Some sheep flocks susceptible to polio

FARGO - Polioencephalomacia is a disease that can become a problem in some sheep flocks, North Dakota State University Extension Service sheep specialist Reid Redden warns.

It is characterized by the death of brain cells and is different from human

polio, according to Neil Dyer, director of NDSU's Veterinary Diagnostic Lab.

Rising feed costs have many livestock producers, including shepherds, looking for less-expensive alternatives to traditional feedstuffs. However, some of these changes may result in animal health problems such as polio if diets are not balanced adequately for vitamins and minerals.

The primary cause of polio in sheep is thiamine deficiency, or a disturbance in how the body uses thiamine. Thiamine (vitamin B1) is produced naturally in the rumen of sheep on a normal diet.

Feeding high-grain diets to ruminants can predispose them to polio because it slows thiamine production in the rumen and increases mechanisms that degrade thiamine produced in the rumen. Therefore, supplemental thiamine should be added to all high-grain sheep diets to prevent polio, Redden says.

Sheep suspected of having polio from a thiamine deficiency recover quickly after a few treatments with vitamin B-complex.
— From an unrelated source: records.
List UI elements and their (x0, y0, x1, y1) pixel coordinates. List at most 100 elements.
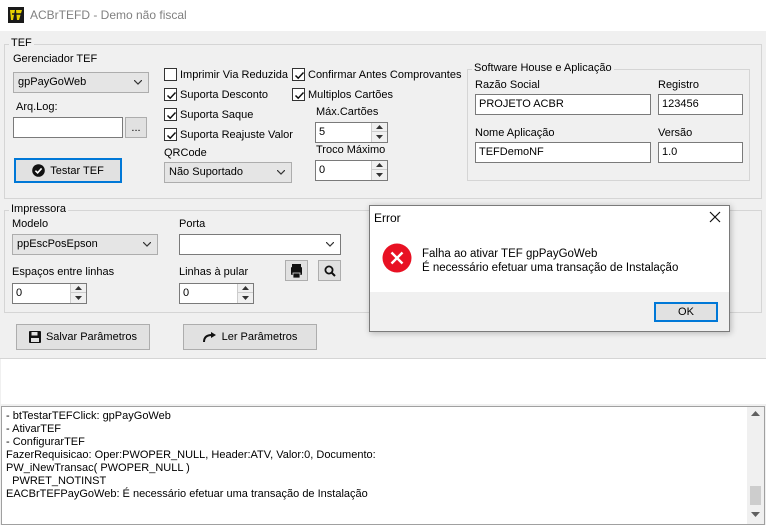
spin-arrows[interactable] (237, 284, 253, 303)
error-dialog: Error Falha ao ativar TEF gpPayGoWeb É n… (369, 205, 730, 332)
porta-label: Porta (179, 218, 206, 230)
arqlog-input[interactable] (13, 117, 123, 138)
testar-tef-button[interactable]: Testar TEF (14, 158, 122, 183)
spin-arrows[interactable] (371, 161, 387, 180)
checkmark-icon (294, 91, 305, 100)
dialog-body: Falha ao ativar TEF gpPayGoWeb É necessá… (370, 230, 729, 292)
ler-parametros-label: Ler Parâmetros (221, 331, 298, 343)
title-bar: ACBrTEFD - Demo não fiscal (0, 0, 766, 31)
checkbox-label: Suporta Desconto (180, 88, 269, 101)
checkmark-icon (294, 71, 305, 80)
scroll-up-icon[interactable] (751, 411, 760, 416)
salvar-parametros-label: Salvar Parâmetros (45, 331, 138, 343)
spin-down-icon[interactable] (372, 170, 387, 179)
checkbox-box (164, 68, 177, 81)
checkbox-label: Imprimir Via Reduzida (180, 68, 289, 81)
window-title: ACBrTEFD - Demo não fiscal (30, 8, 187, 22)
floppy-disk-icon (28, 331, 41, 343)
dialog-footer: OK (370, 292, 729, 331)
log-scrollbar[interactable] (747, 407, 764, 524)
linhas-pular-label: Linhas à pular (179, 266, 249, 278)
spin-up-icon[interactable] (372, 123, 387, 132)
log-memo[interactable]: - btTestarTEFClick: gpPayGoWeb - AtivarT… (1, 406, 765, 525)
chevron-down-icon (143, 242, 151, 247)
log-line: - btTestarTEFClick: gpPayGoWeb (6, 410, 171, 422)
suporta-saque-checkbox[interactable]: Suporta Saque (164, 108, 253, 121)
search-port-button[interactable] (318, 260, 341, 281)
tef-group-title: TEF (9, 37, 34, 49)
spin-up-icon[interactable] (71, 284, 86, 293)
printer-test-button[interactable] (285, 260, 308, 281)
modelo-select[interactable]: ppEscPosEpson (12, 234, 158, 255)
checkmark-icon (166, 131, 177, 140)
chevron-down-icon (277, 170, 285, 175)
error-icon (382, 243, 412, 273)
nome-aplicacao-input[interactable]: TEFDemoNF (475, 142, 651, 163)
dialog-message-line: É necessário efetuar uma transação de In… (422, 262, 679, 274)
linhas-pular-spinner[interactable]: 0 (179, 283, 254, 304)
checkbox-box (292, 68, 305, 81)
versao-input[interactable]: 1.0 (658, 142, 743, 163)
checkbox-box (292, 88, 305, 101)
checkbox-label: Confirmar Antes Comprovantes (308, 68, 462, 81)
gerenciador-value: gpPayGoWeb (18, 76, 87, 88)
max-cartoes-spinner[interactable]: 5 (315, 122, 388, 143)
troco-maximo-spinner[interactable]: 0 (315, 160, 388, 181)
dialog-title: Error (374, 211, 401, 225)
software-house-group-title: Software House e Aplicação (472, 62, 614, 74)
log-line: FazerRequisicao: Oper:PWOPER_NULL, Heade… (6, 449, 376, 461)
scrollbar-thumb[interactable] (750, 486, 761, 505)
log-line: - AtivarTEF (6, 423, 62, 435)
spin-arrows[interactable] (371, 123, 387, 142)
checkmark-icon (166, 91, 177, 100)
razao-social-input[interactable]: PROJETO ACBR (475, 94, 651, 115)
gerenciador-select[interactable]: gpPayGoWeb (13, 72, 149, 93)
browse-log-button[interactable]: ... (125, 117, 147, 138)
impressora-group-title: Impressora (9, 203, 69, 215)
checkbox-box (164, 88, 177, 101)
dialog-message: Falha ao ativar TEF gpPayGoWeb É necessá… (422, 247, 678, 275)
checkmark-icon (166, 111, 177, 120)
chevron-down-icon (326, 242, 334, 247)
spin-arrows[interactable] (70, 284, 86, 303)
spin-up-icon[interactable] (238, 284, 253, 293)
checkbox-label: Suporta Saque (180, 108, 254, 121)
check-circle-icon (32, 164, 46, 177)
gerenciador-label: Gerenciador TEF (13, 53, 98, 65)
multiplos-cartoes-checkbox[interactable]: Multiplos Cartões (292, 88, 393, 101)
espacos-spinner[interactable]: 0 (12, 283, 87, 304)
confirmar-antes-comprovantes-checkbox[interactable]: Confirmar Antes Comprovantes (292, 68, 461, 81)
qrcode-select[interactable]: Não Suportado (164, 162, 292, 183)
ler-parametros-button[interactable]: Ler Parâmetros (183, 324, 317, 350)
salvar-parametros-button[interactable]: Salvar Parâmetros (16, 324, 150, 350)
modelo-label: Modelo (12, 218, 49, 230)
spin-down-icon[interactable] (71, 293, 86, 302)
log-lines: - btTestarTEFClick: gpPayGoWeb - AtivarT… (6, 410, 376, 501)
checkbox-box (164, 108, 177, 121)
close-icon[interactable] (709, 211, 721, 223)
dialog-message-line: Falha ao ativar TEF gpPayGoWeb (422, 248, 598, 260)
troco-maximo-label: Troco Máximo (316, 144, 386, 156)
status-area (1, 359, 766, 404)
imprimir-via-reduzida-checkbox[interactable]: Imprimir Via Reduzida (164, 68, 288, 81)
browse-log-label: ... (131, 121, 141, 134)
nome-aplicacao-value: TEFDemoNF (479, 146, 544, 158)
ok-button[interactable]: OK (654, 302, 718, 322)
log-line: PW_iNewTransac( PWOPER_NULL ) (6, 462, 190, 474)
chevron-down-icon (134, 80, 142, 85)
log-line: - ConfigurarTEF (6, 436, 85, 448)
registro-input[interactable]: 123456 (658, 94, 743, 115)
spin-down-icon[interactable] (238, 293, 253, 302)
versao-label: Versão (658, 127, 693, 139)
razao-social-value: PROJETO ACBR (479, 98, 564, 110)
suporta-reajuste-valor-checkbox[interactable]: Suporta Reajuste Valor (164, 128, 293, 141)
spin-up-icon[interactable] (372, 161, 387, 170)
spin-down-icon[interactable] (372, 132, 387, 141)
app-logo-icon (8, 7, 24, 23)
checkbox-box (164, 128, 177, 141)
log-line: EACBrTEFPayGoWeb: É necessário efetuar u… (6, 488, 368, 500)
log-line: PWRET_NOTINST (6, 475, 107, 487)
suporta-desconto-checkbox[interactable]: Suporta Desconto (164, 88, 268, 101)
porta-select[interactable] (179, 234, 341, 255)
scroll-down-icon[interactable] (751, 512, 760, 517)
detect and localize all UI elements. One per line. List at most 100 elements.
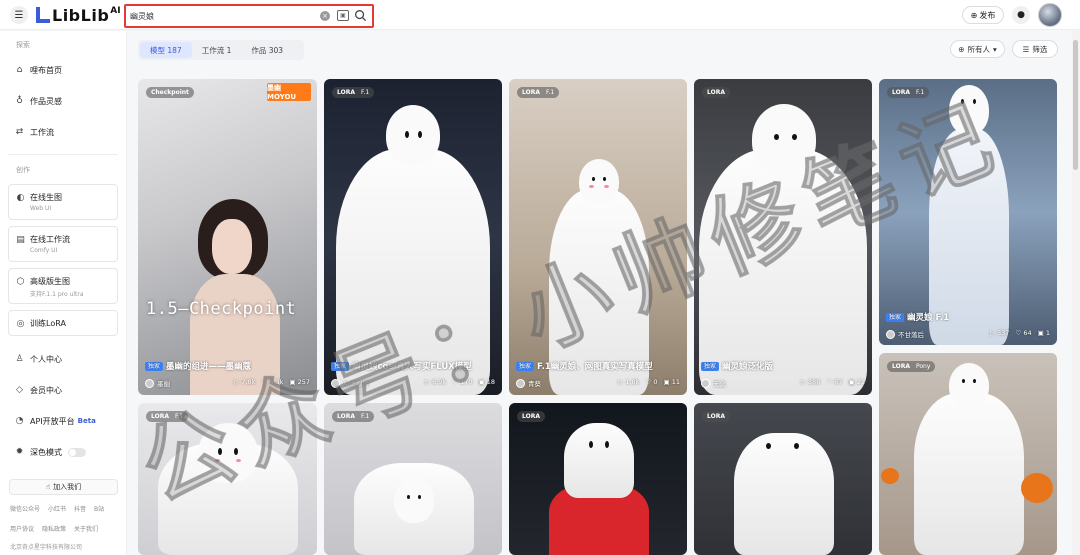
model-card[interactable]: LORA F.1	[324, 403, 502, 555]
message-icon[interactable]: ●	[1012, 6, 1030, 24]
model-type-tag: LORA F.1	[887, 87, 930, 98]
tool-web-ui[interactable]: ◐ 在线生图 Web UI	[8, 184, 118, 220]
card-title: 独家 F.1幽灵娘、网图真实写真模型	[516, 360, 653, 372]
ghost-blush	[589, 185, 594, 188]
sidebar-item-inspiration[interactable]: ♁ 作品灵感	[14, 93, 62, 109]
thumb-icon: ☝	[45, 483, 51, 491]
tool-comfy-ui[interactable]: ▤ 在线工作流 Comfy UI	[8, 226, 118, 262]
ghost-eye	[605, 441, 609, 448]
tool-train-lora[interactable]: ◎ 训练LoRA	[8, 310, 118, 336]
tab-works[interactable]: 作品 303	[241, 42, 293, 58]
tool-sub: 支持F.1.1 pro ultra	[30, 291, 84, 298]
sidebar-item-dark-mode[interactable]: ✹ 深色模式	[14, 444, 86, 460]
author-avatar	[331, 378, 340, 388]
author-avatar	[701, 378, 710, 388]
link-bilibili[interactable]: B站	[94, 504, 104, 513]
ghost-eye	[794, 443, 799, 449]
card-stats: ▷ 386 ♡ 67 ▣ 21	[800, 378, 865, 386]
author-avatar	[145, 378, 154, 388]
join-us-button[interactable]: ☝ 加入我们	[9, 479, 118, 495]
sidebar-item-api[interactable]: ◔ API开放平台 Beta	[14, 413, 96, 429]
owner-filter-button[interactable]: ⊕ 所有人 ▾	[950, 40, 1005, 58]
liblib-logo[interactable]: LibLib AI	[36, 5, 121, 25]
ghost-eye	[792, 134, 797, 140]
card-meta: 墨幽 ▷ 7.8k ♡ 4.3k ▣ 257	[145, 378, 310, 388]
model-type-tag: Checkpoint	[146, 87, 194, 98]
card-stats: ▷ 6.9k ♡ 170 ▣ 18	[424, 378, 495, 386]
model-card[interactable]: LORA	[509, 403, 687, 555]
model-type-tag: LORA F.1	[332, 411, 375, 422]
owner-label: 所有人	[967, 44, 991, 54]
ghost-eye	[418, 131, 422, 138]
card-author[interactable]: 无念	[701, 378, 726, 388]
footer-links-social: 微信公众号 小红书 抖音 B站	[10, 504, 104, 513]
link-wechat[interactable]: 微信公众号	[10, 504, 40, 513]
dark-mode-toggle[interactable]	[68, 447, 86, 457]
ghost-eye	[766, 443, 771, 449]
sidebar-item-label: 哩布首页	[30, 65, 62, 75]
card-title: 独家 幽灵娘 F.1	[886, 311, 949, 323]
sidebar-item-home[interactable]: ⌂ 哩布首页	[14, 62, 62, 78]
card-author[interactable]: 青葵	[516, 378, 541, 388]
clear-icon[interactable]: ×	[320, 11, 330, 21]
ghost-figure	[564, 423, 634, 498]
model-card[interactable]: LORA	[694, 403, 872, 555]
model-card[interactable]: LORA F.1 独家 F.1幽灵娘、网图真实写真模型 青葵 ▷ 1.8k ♡ 0 ▣ …	[509, 79, 687, 395]
model-type-tag: LORA	[702, 411, 730, 422]
tab-workflows[interactable]: 工作流 1	[192, 42, 242, 58]
link-user-agreement[interactable]: 用户协议	[10, 524, 34, 533]
sidebar-item-label: 作品灵感	[30, 96, 62, 106]
ghost-figure	[198, 423, 258, 483]
logo-text: LibLib	[52, 5, 110, 25]
search-icon[interactable]	[354, 9, 367, 22]
exclusive-badge: 独家	[886, 312, 905, 322]
sidebar-item-personal[interactable]: ♙ 个人中心	[14, 351, 62, 367]
divider	[8, 154, 118, 155]
pumpkin-icon	[1021, 473, 1053, 503]
ghost-figure	[336, 149, 490, 395]
publish-button[interactable]: ⊕ 发布	[962, 6, 1004, 24]
home-icon: ⌂	[16, 65, 23, 75]
filter-label: 筛选	[1032, 44, 1048, 54]
ghost-eye	[418, 495, 421, 499]
ghost-figure	[699, 149, 867, 395]
link-douyin[interactable]: 抖音	[74, 504, 86, 513]
card-title: 独家 墨幽的组进——墨幽蔻	[145, 360, 251, 372]
ghost-eye	[774, 134, 779, 140]
user-avatar[interactable]	[1038, 3, 1062, 27]
scrollbar-thumb[interactable]	[1073, 40, 1078, 170]
model-card[interactable]: LORA Pony	[879, 353, 1057, 555]
filter-button[interactable]: ☰ 筛选	[1012, 40, 1058, 58]
card-title: 独家 幽灵娘泛化版	[701, 360, 773, 372]
card-meta: 无念 ▷ 386 ♡ 67 ▣ 21	[701, 378, 865, 388]
ghost-eye	[407, 495, 410, 499]
user-icon: ♙	[15, 354, 24, 364]
image-search-icon[interactable]: ▣	[337, 10, 349, 21]
model-card[interactable]: LORA F.1 独家 幽灵娘cos 真人写实FLUX模型 AI虚拟姬 ▷ 6.9k…	[324, 79, 502, 395]
model-card[interactable]: LORA 独家 幽灵娘泛化版 无念 ▷ 386 ♡ 67 ▣ 21	[694, 79, 872, 395]
globe-icon: ⊕	[958, 44, 965, 54]
tab-models[interactable]: 模型 187	[140, 42, 192, 58]
menu-icon[interactable]: ☰	[10, 6, 28, 24]
model-card[interactable]: Checkpoint 墨幽 MOYOU 1.5—Checkpoint 独家 墨幽的…	[138, 79, 317, 395]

Another cause of polio in sheep is elevated levels of sulfur (greater than 0.43 percent dry-matter basis) in the diet or sulfates (greater than 3,000 parts per million) in the drinking water. A high level of sulfur leads to the production of hydrogen sulfide in the rumen. Hydrogen sulfide makes its way into the blood stream and eventually causes brain damage.

Some alternative feeds, especially distillers byproducts, can contain high

levels of sulfur. Drought conditions can reduce the water quality of ponds and reservoirs that livestock use as their primary water source. The best method of preventing polio from excess sulfur is to test feed and water sources, Redden says.

Plants such as bracken fern and horse tail also contain enzymes that can cause polio. Additionally, amprolium, a drug used to treat coccidiosis, can cause polio if given at high enough doses. However, these causes of polio are much less common.

Sheep affected by polio typically are isolated from the flock and exhibit signs of blindness, Dyer says. If the problem progresses, they tend to arch their back with their head up and appear to be stargazing. Sheep often are found on their side, with their feet paddling, and are unable to get up. Depending on the weather conditions and severity of the disease, death typically occurs within hours to a few days.

Polio most often is seen in lambs from a few weeks to 6 months old; however, it can affect sheep of any age. Sheep producers who suspect polio in their flock should contact their attending veterinarian for treatment and prevention advice.